His most popular work — a multi-part series called “Life is Beta” — is about an app that forces you to choose between killing others or getting killed yourself.

His tales have been compared to Stephen King novels and the TV show Black Mirror, which is impressive given that he just watched the latter for the first time this January.

Bak himself has never experienced anything truly “scary” in his life, a fact that he laments.

“I’ve always wanted creepy stuff to happen to me,” he said. “Like, I’ve always wanted a toaster to fly out in the open out of nowhere and stuff like that.”

Since he can’t pull from personal experiences for his stories, he uses his imagination — and gets sloshed on his favorite $1 soju — to construct his plotlines.

Since starting in December 2016, Bak has written more than 200 stories for No Sleep. He self-published 10 of them as a book of short stories, and has had five published in horror anthologies alongside other writers.

In that time, he’s also gotten divorced from his wife, whom with he shares a son, and left his job working at a conference organizing company.

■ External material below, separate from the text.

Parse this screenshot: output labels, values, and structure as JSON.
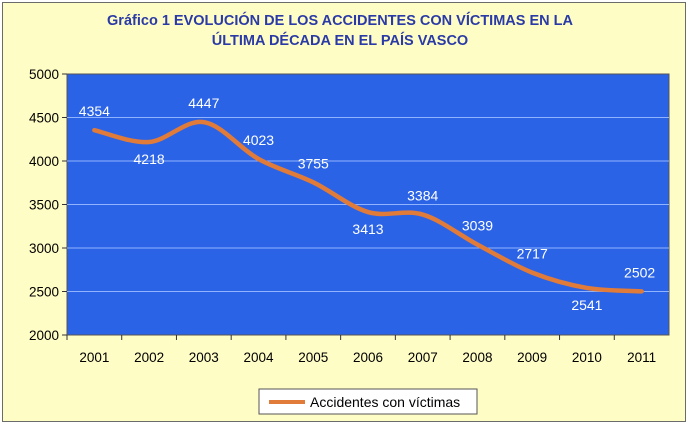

He’s now the general manager of a cell phone store in Daejeon, South Korea.

And for now, he’s happy with it all; happy with his quaint routine of peddling cell phones during the day and churning out stories by night. He doesn’t really have any plans to change the way things are, but he wouldn’t become maudlin if something happened. He’s open to whatever, a real go-with-the-flow kind of guy. And, just like in his stories, he’s cool with not knowing what comes next.